How to go about in flight emergencies:
  • Introduce yourself and state your medical qualifications.
  • Ask the passenger for permission to treat, if feasible.
  • Request access to the medical kit.
  • Use a language interpreter, if necessary, but be aware of patient privacy.
  • Focused history and physical examination, obtain vital signs.
  • Administer treatments within the scope of your qualifications.
  • Recommend diversion of the flight if the patient’s medical condition is critical.
  • Communicate and coordinate with ground-based medical resources.
  • Continue to provide care until the emergency medical condition is stabilized or care is transferred to other qualified medical personnel.
  • Document the patient encounter. 


Specific Problems
For the most of them, you would be providing only the basic and common sense care. If it is really getting out of control, get diverted and land ASAP to the nearest airport where reasonable medical care would be available. They key is to stick to the basics and don't forget that there are major restrictions in terms of the kind of stuff that you can do in a hospital.

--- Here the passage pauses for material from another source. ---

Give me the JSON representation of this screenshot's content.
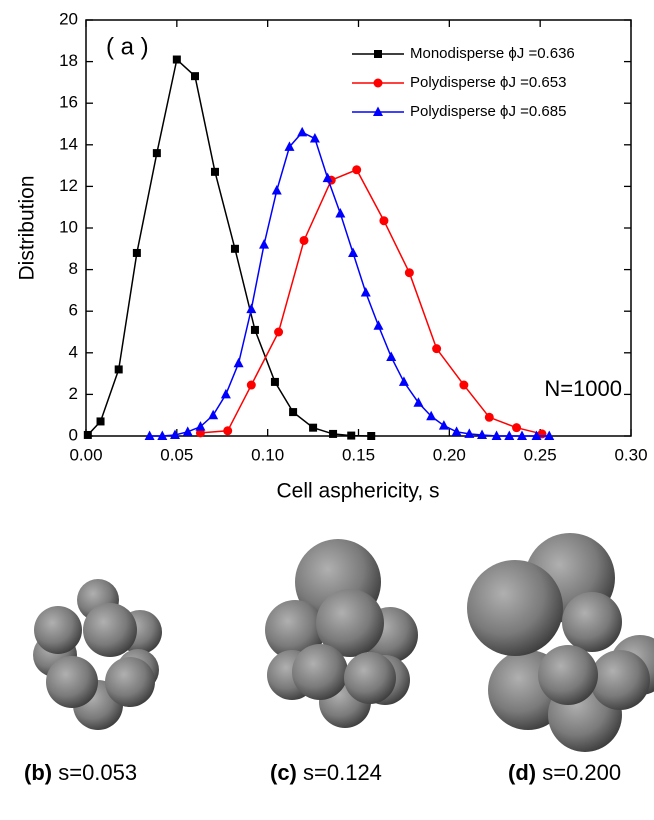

  • Syncope (rule out hypoglycaemia, lay flat and elevate the legs, fluids if needed)
  • ACS (O2, Aspirin, Nitrates, Reassure)
  • Cardiac Arrest (Chest Compressions, Shock, Ice)
  • Dyspnea (O2, beta 2 agonists, needle decompression)
  • Stroke (No Aspirin in a suspected stroke, rule out hypoglycaemia)
  • Seizures (Left lateral position, O2, rule out hypoglycaemia)
  • Psych (Calm them and Restrain them)
  • Minor trauma (Immobilze, cold compresses, Analgesics)

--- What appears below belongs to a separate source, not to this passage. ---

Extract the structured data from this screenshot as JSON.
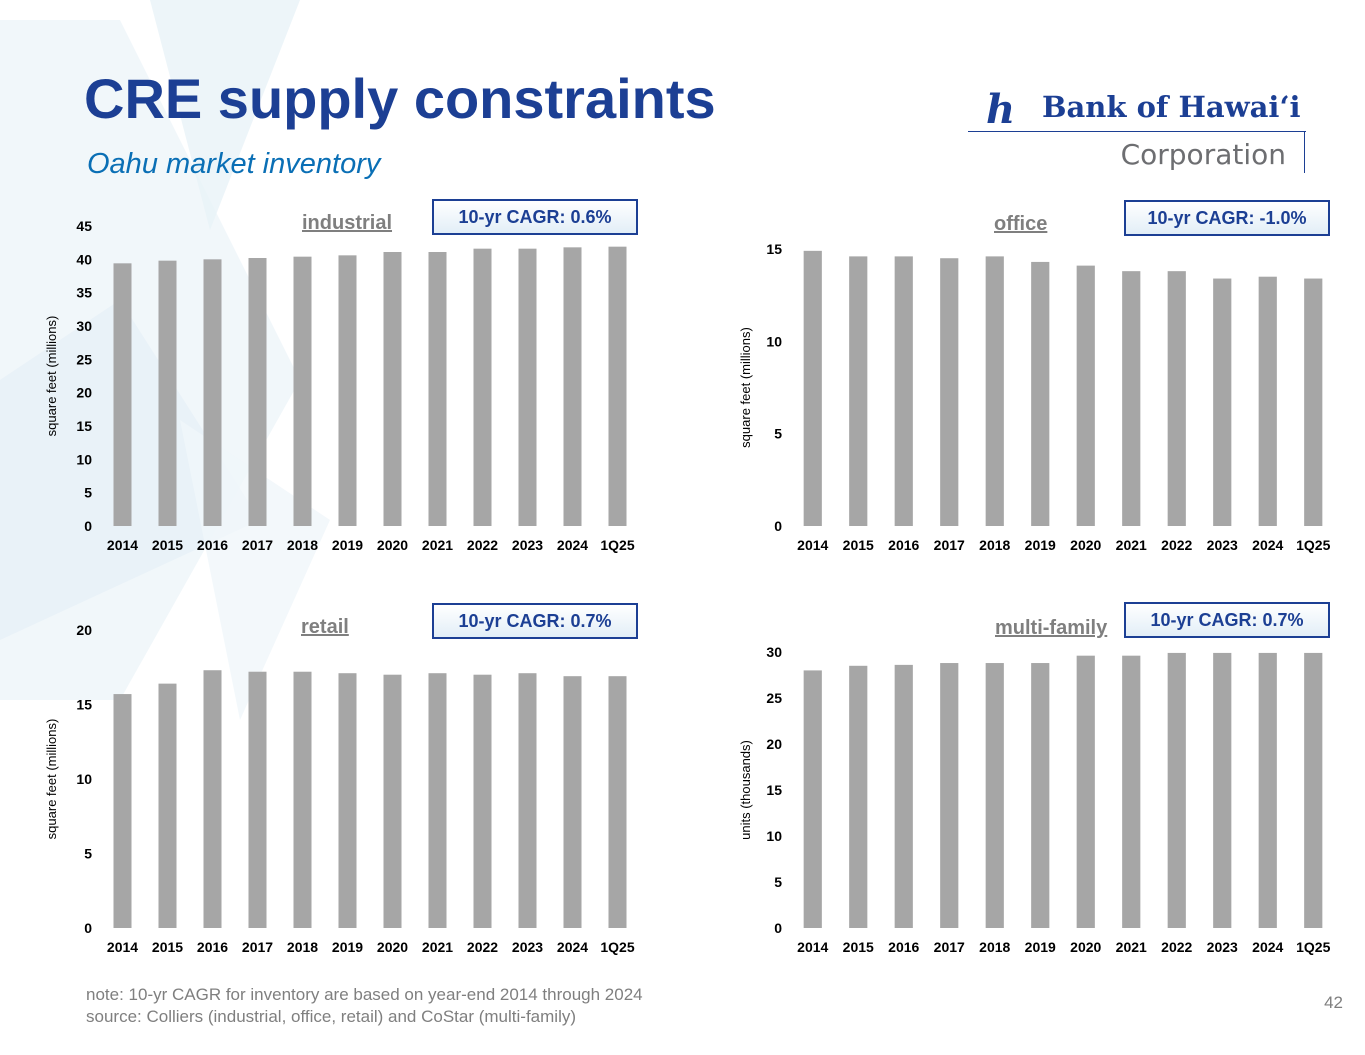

And it was once again, I came across a similar situation but by this time I was an EM Trainee and it was a flight that got diverted and landed on emergent basis. I was rotating at Airport Medical Centre. It was around 7PM, when we received a call that asked for a physician saying 


"This flight has been diverted because a passenger was complaining of chest discomfort and breathlessness". 

We (a physician and two nurses) got braced up for this and literally rushed to the aircraft with the resuscitation kit. And as we reached there, I entered the aircraft, it was packed with 180 passengers and they all were staring at me hoping that I would fix this man's problem. I heard people mumbling, Oh..the doctor is here... (sigh of relief for them and it was horrifying for me, imagine 180 strangers who are going to observe/film the scenario). 

Well, I guess this was not enough, there I saw a 70 year old gentleman who was on oxygen, drowsy, breathless, sweaty. His wife, held my hand and said, doctor please do something and narrated his past history. I asked him if he was fine? He opened his eyes for a second, nodded and pointed towards his chest. And I got a sigh of relief, because he was at least responding (So probably he is not going to get intubated on board). My nurses quickly got an IV, checked vitals. He was put on the monitor and then...It was Ventricular Tachycardia (with pulse) with pressures of 80/60!

Medical centre was 4-5 minutes from the Aircraft. And I was left with these three options:
1) Push Amiodarone, though he was unstable and then shift to the medical centre
2) Do the heroic act of Sync Cardioversion in the Aircraft 
3) Do nothing, Just rush to the medical centre and then do Sync Cardioversion

I somehow stood away from the urge of pushing amiodarone and shocking was out of question in the aircraft.  We rushed to the medical centre in less than 5 minutes and he was reverted with the third sync shock and it was all good after that. Everyone was happy (patient, family and most importantly the cardiologist).


Take Home: In flight emergencies, 
  • Introduce yourself, ask for their permission to treat
  • Know what is the usual equipment available
  • Stick to the basics and know your limitations


References:

Nable, Jose V., et al. "In-Flight Medical Emergencies during Commercial Travel." New England Journal of Medicine 373.10 (2015): 939-945.